– Она еще звенит, но ее не все слышат. Я услышал.
– Наверное, это очень красиво. Как вы думаете, монсеньор Рокэ и монсеньор Лионель тоже слышат звезды?
– Может быть, особенно Алва… Мне не хочется возвращаться, а вам?
– И мне. Если бы я могла, я бы ездила ночами гулять, но у меня нет лошади, и я обещала маме и ее величеству вести себя разумно, а смотреть на луну с охраной совсем не то, что одной. И потом, солдатам всегда хочется поесть и выспаться, тащить их с собой ради собственной прихоти нехорошо, их и так слишком часто убивают. Может быть, смерть на самом деле – это и не страшно, но я умирать не хочу и никогда не хотела. Не понимаю, зачем про это всё время пишут стихи? Ее величеству они не нравились, хотя она и пыталась отдавать должное тем, которые сочинил Веннен… Почему, если поэт великий, но пишет глупость или гадость, ему надо отдавать должное?
– Я об этом не думал, но ведь можно отдать должное как поэту, так и глупости… Вы плачете?!
– Извините! У меня всегда слезы текут, когда я вспоминаю ее величество. Ваш граф Глауберозе ее тоже любил.
– Глауберозе?!
– Он вспоминал ее величество, когда ехал, чтобы его убили. Понимаете, он спросил Герарда, помнит ли он королеву. Когда умирают, если не очень болит и уже не надо ничего делать, вспоминают, кого любят больше всех. Герард думал о нас с мамой и о монсеньоре Рокэ, а о монсеньоре Эмиле нет, а ведь тот к нему очень хорошо относится, и Герард не хотел от него никуда уходить.
– Я не собираюсь умирать, но я бы тоже вспоминал Алву и… вас. Сам не знаю, как такое вышло, но… Селина, я вас люблю, именно вас, хоть вы и похожи на мою маму. Так похожи, что сперва я испугался. Дело в том, что мама очень боится, когда мы уходим, из-за этого отец бросил армию, а меня из Фельсенбурга вырвала бабушка, и я был рад, хотя и чувствовал себя скотиной… А, к кошкам! Главное, я вас люблю и хочу, чтобы вы были со мной всегда.
– Очень жаль, – она обернулась, в самых прекрасных глазах мира отражалась луна. – Я не смогу быть с вами, хотя вы замечательный человек, таких очень мало. Давайте я пересяду к кому-нибудь из охраны.

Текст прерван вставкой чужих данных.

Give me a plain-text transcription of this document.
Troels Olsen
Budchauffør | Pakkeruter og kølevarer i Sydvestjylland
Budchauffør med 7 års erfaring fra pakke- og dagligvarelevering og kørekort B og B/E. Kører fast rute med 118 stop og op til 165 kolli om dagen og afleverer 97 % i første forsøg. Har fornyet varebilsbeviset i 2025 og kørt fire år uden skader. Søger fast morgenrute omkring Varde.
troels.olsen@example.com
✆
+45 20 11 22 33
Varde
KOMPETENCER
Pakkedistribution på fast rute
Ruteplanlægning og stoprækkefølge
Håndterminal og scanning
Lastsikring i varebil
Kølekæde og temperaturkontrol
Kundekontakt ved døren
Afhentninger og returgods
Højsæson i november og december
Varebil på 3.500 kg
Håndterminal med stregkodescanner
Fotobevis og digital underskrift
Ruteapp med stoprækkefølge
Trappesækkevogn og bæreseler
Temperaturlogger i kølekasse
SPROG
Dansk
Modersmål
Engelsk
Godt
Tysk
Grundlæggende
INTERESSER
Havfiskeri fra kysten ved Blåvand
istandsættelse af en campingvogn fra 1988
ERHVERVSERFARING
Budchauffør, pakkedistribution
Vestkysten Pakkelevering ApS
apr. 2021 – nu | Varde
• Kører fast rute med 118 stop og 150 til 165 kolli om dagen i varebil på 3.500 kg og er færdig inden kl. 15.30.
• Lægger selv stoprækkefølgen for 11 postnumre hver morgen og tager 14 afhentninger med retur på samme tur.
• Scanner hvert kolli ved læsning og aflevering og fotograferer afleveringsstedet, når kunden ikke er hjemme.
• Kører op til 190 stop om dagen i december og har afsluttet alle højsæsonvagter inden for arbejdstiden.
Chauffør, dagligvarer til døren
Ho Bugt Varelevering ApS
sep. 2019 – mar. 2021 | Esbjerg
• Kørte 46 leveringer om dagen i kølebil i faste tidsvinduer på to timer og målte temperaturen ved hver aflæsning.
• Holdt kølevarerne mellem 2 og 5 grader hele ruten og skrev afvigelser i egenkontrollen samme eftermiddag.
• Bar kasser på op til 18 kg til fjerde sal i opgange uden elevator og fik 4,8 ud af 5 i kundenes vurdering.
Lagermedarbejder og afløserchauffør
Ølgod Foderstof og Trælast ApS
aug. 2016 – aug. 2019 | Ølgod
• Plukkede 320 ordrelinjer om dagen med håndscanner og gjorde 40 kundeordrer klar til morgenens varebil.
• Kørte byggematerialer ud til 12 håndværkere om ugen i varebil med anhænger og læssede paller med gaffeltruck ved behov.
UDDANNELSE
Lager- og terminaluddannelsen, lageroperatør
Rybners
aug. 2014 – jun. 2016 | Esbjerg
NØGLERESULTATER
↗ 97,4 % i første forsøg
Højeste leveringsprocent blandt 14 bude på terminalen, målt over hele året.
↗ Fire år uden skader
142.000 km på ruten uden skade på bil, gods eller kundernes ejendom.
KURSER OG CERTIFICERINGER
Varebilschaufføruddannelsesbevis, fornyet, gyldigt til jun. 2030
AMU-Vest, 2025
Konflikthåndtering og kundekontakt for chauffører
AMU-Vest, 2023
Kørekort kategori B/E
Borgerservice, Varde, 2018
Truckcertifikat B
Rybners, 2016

– Нет уж! Я за вас отвечаю, и я вас передам адрианианцам. Если хотите, я больше слова вам не скажу.
– А вам не будет неприятно?
– Я не Жиль Понси… Постойте-ка! Почему вы так странно ответили? Можно было сказать, что вы меня не любите, а вы сказали, что не сможете быть со мной! Вам не нравится, что я не талигоец и другой веры?
– Я об этом даже не подумала, – она опять вздохнула, – и потом, мы, наверное, больше воевать не будем, иначе получится совсем глупо. Вы очень хотите знать?
– Пока я не пойму, в чем дело, я от вас не отстану.
– Я попробую, но это так трудно объяснять. Самое плохое, что я вам нравлюсь по-настоящему. Если бы дело было в том, что вам нравятся такие лица, как у меня, мы бы могли просто несколько дней поговорить, и вы бы разочаровались. Но мы о многом думаем одинаково, и нам еще надо проверить, не станет ли кто-то из гостей бесноватым, значит, я могу вам не надоесть.
– Селина, как хотите, но надоесть мне вы не сможете никогда. Вы кого-то уже любите?
– Одного человека, но замуж выйду за другого. Я обещала.
– Пошлите этого другого к Змею и выходите за меня! В конце концов, у нас с вами прорва дел, и я вам не противен, иначе вы бы со мной не поехали.
– Не поехала бы. – Опять этот вздох! – Жаль, что вы не знали ее величество, она так понятно объясняла… Я пока не знаю, за кого выйду, там есть одно условие, а я обещала папеньке. Если бы это на вас подействовало, я бы всё вам рассказала.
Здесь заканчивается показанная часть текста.